Il était une fois un chien. Son nom ? Bailey. En 1962, il est adopté par le petit Ethan, 8 ans, jusqu’au jour où l’animal, âgé et malade décède… ou pas. Réincarné tour à tour en berger allemand, en golden retriever ou encore en labrador, il va multiplier les nouvelles existences dans un seul but : retrouver son premier maître. En salles en France le 19 avril, Mes vies de chien est l’adaptation du roman à succès de l’auteur américain W. Bruce Cameron.


En janvier dernier, le film réalisé par le Suédois Lasse Hallström (Chocolat) avait fait l’objet d’une vive polémique  suite à la diffusion d’une vidéo montrant un chien maltraité lors d’une scène aquatique sur le tournage, relayée par le site TMZ. Une enquête indépendante, conduite par l’organisme American Humane, en charge de la sécurité des animaux sur le tournage, a démontré depuis que le document avait été falsifié pour nuire à la production.

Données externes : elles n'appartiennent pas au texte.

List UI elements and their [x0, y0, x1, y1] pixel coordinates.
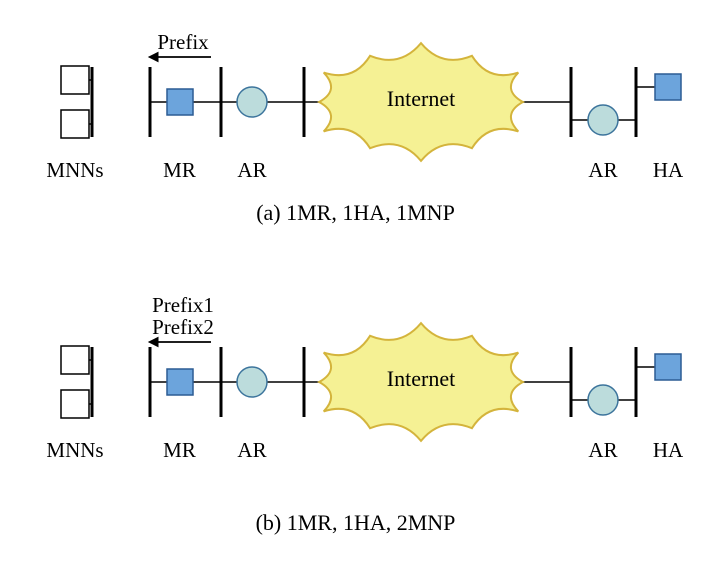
mr-node [167, 369, 193, 395]
subfigure-caption: (b) 1MR, 1HA, 2MNP [256, 510, 456, 535]
prefix-label: Prefix [157, 30, 209, 54]
mnn-node [61, 110, 89, 138]
internet-label: Internet [387, 86, 455, 111]
ha-node [655, 354, 681, 380]
internet-label: Internet [387, 366, 455, 391]
ar-label: AR [237, 438, 266, 462]
prefix-label: Prefix2 [152, 315, 214, 339]
mr-node [167, 89, 193, 115]
ar-node [237, 87, 267, 117]
mnn-node [61, 346, 89, 374]
mr-label: MR [163, 158, 196, 182]
network-diagram: Internet Prefix MNNs MR AR AR HA (a) 1MR, 1HA, … [0, 0, 711, 566]
ar-label: AR [237, 158, 266, 182]
ha-label: HA [653, 158, 684, 182]
prefix-label: Prefix1 [152, 293, 214, 317]
ar-node [588, 105, 618, 135]
mnn-node [61, 390, 89, 418]
mnns-label: MNNs [46, 158, 103, 182]
mnn-node [61, 66, 89, 94]
mnns-label: MNNs [46, 438, 103, 462]
ar-label: AR [588, 158, 617, 182]
ar-label: AR [588, 438, 617, 462]
ha-label: HA [653, 438, 684, 462]
subfigure-a: Internet Prefix MNNs MR AR AR HA (a) 1MR, 1HA, … [46, 30, 684, 225]
ar-node [237, 367, 267, 397]
ar-node [588, 385, 618, 415]
mr-label: MR [163, 438, 196, 462]
ha-node [655, 74, 681, 100]
subfigure-b: Internet Prefix1Prefix2 MNNs MR AR AR HA (b) 1M… [46, 293, 684, 535]
subfigure-caption: (a) 1MR, 1HA, 1MNP [256, 200, 455, 225]
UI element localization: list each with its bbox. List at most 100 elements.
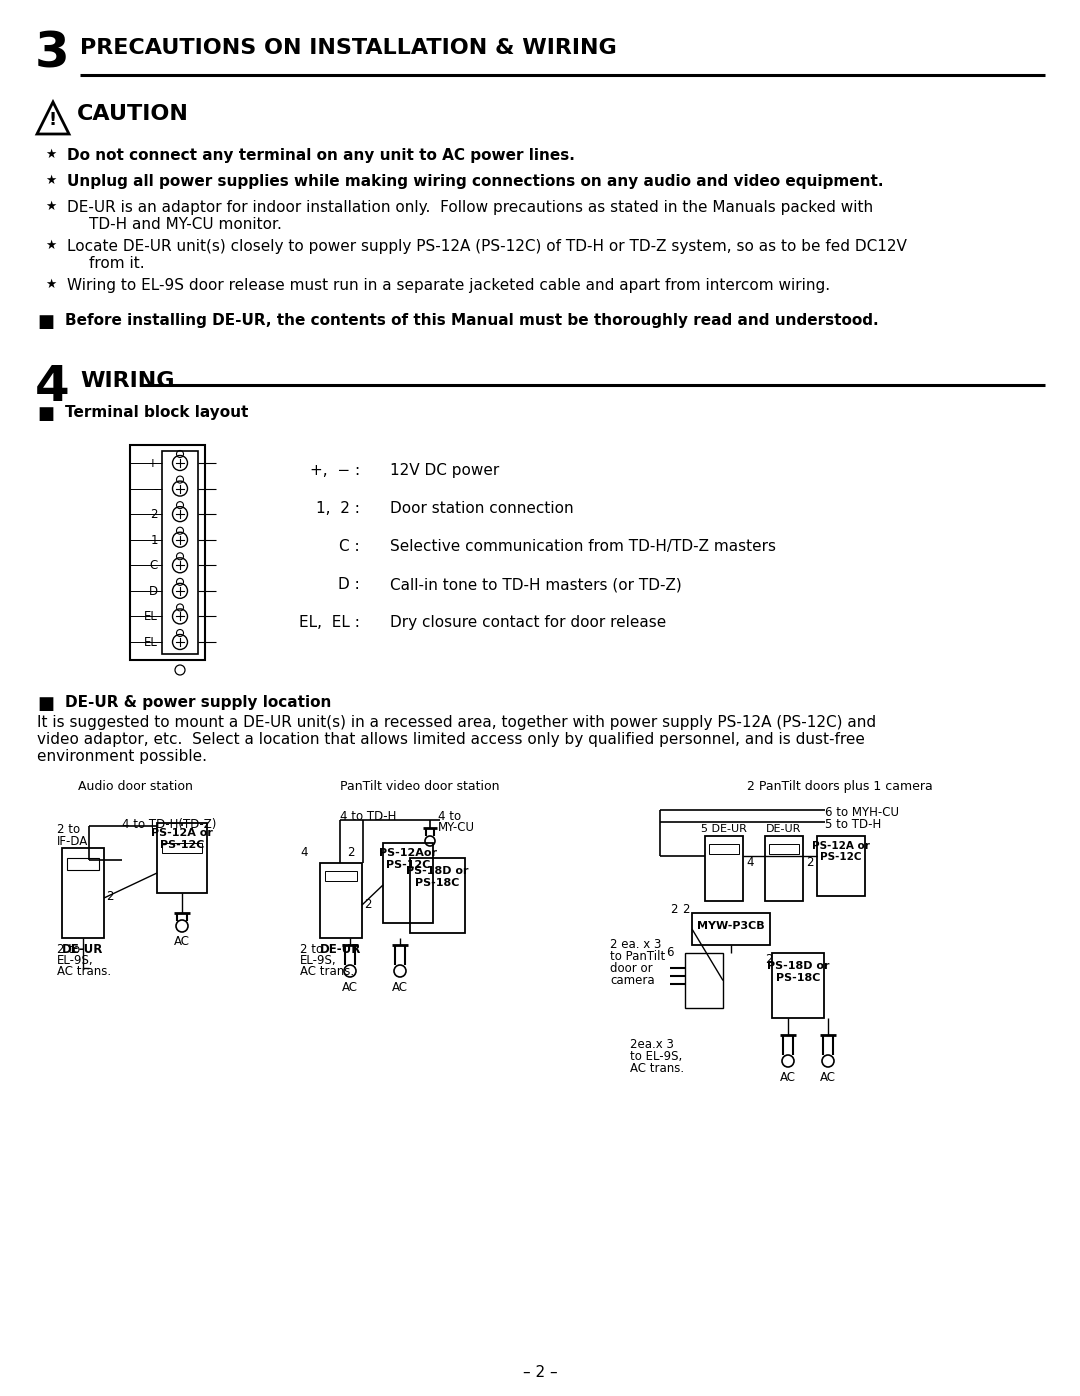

"Il est navrant que le public ait été abusé par une polémique fabriquée de toutes pièces par l'organisme radical People for the Ethical Treatment of Animals (PETA), dont l'objectif est d'empêcher la présence d'animaux sur les tournages et dans notre quotidien », déclare le docteur Kwane Stewart, membre de American Humane dans un communiqué. "Nous sommes les premiers à nous attaquer à la violence faite aux animaux, et rien de tel ne s'est produit sur le tournage de Mes vies de chien."


Dans une tribune publiée par The Hollywood Reporter, le producteur Gavin Polone répond aux détracteurs du film. Et t s’en prend à l’initiateur du document à l’origine de la polémique. "Pourquoi a-t-il gardé la vidéo pendant un an et trois mois avant de la rendre publique ?", s’interroge-t-il. "S'il voulait protéger les animaux, n'aurait-il pas fait le nécessaire pour empêcher immédiatement que les personnes responsables continuent de faire cela sur d'autres tournages ?".